The Hong Kong Observatory raised a No. 8 typhoon signal, the third-highest warning under the city’s weather system, as Nalgae’s maximum sustained winds hit 90 kilometers (56 miles) per hour.
Residents were urged to stay away from the shoreline and avoid water sport activities, the observatory said.
The government halted various public services, ranging from vaccinations to childcare and elderly centers.
The storm was passing over waters south of Hong Kong at night before making an expected landfall in southern China on Thursday.
As of 8 p.m., the city was left largely unscathed with just nine reports of fallen trees. No reports of landslides or flooding were received, according to the government.
While Nalgae was expected to weaken, stiff winds were forecast to affect the city until Thursday morning.
The No. 8 warning, which prompted workers to return home, was to remain in force until at least 2 a.m. Thursday. Whether it would be downgraded later would depend on the strength of the storm and its distance from the city, the observatory said.
Nalgae killed more than 130 people in the Philippines days ago before moving closer to China’s southeastern and southern coastal regions.
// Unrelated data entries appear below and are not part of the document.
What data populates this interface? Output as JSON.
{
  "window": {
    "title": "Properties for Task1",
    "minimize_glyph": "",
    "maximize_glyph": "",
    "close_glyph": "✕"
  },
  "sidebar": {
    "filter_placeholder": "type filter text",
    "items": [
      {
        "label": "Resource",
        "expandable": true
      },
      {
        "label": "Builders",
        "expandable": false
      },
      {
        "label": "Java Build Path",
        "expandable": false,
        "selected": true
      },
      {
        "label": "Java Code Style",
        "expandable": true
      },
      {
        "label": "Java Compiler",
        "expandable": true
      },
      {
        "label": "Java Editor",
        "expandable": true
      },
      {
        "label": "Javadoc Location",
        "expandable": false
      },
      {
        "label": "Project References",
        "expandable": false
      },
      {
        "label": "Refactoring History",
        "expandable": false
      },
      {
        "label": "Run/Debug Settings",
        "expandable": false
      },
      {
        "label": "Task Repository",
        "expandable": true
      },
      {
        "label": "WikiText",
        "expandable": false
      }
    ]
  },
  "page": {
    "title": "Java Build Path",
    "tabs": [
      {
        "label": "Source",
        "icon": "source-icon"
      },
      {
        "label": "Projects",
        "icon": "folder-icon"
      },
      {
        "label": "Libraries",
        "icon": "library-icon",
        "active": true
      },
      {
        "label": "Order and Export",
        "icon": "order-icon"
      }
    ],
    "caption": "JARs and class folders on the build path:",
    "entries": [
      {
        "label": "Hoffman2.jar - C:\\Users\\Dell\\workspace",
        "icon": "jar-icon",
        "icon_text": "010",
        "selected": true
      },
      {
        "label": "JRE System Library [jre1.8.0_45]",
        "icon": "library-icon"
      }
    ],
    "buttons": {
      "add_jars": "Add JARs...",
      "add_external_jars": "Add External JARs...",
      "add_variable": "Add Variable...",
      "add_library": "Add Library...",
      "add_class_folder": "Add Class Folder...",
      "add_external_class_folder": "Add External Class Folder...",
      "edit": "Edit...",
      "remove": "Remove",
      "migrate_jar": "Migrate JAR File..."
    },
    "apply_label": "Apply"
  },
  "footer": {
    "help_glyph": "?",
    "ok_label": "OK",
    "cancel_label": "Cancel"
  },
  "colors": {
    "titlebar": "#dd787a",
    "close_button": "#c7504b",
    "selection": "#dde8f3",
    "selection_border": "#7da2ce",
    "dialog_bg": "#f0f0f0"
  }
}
Hong Kong, a former British colony, returned to China’s rule in 1997.
Philippine President Ferdinand Marcos Jr. on Wednesday declared a state of calamity for six months in four storm-battered regions, including a five-province Muslim autonomous region in the south where rescuers continued to search for villagers feared buried in a huge mudslide in a mountainside community.
Associated Press writer Jim Gomez in Manila, Philippines, contributed to this report.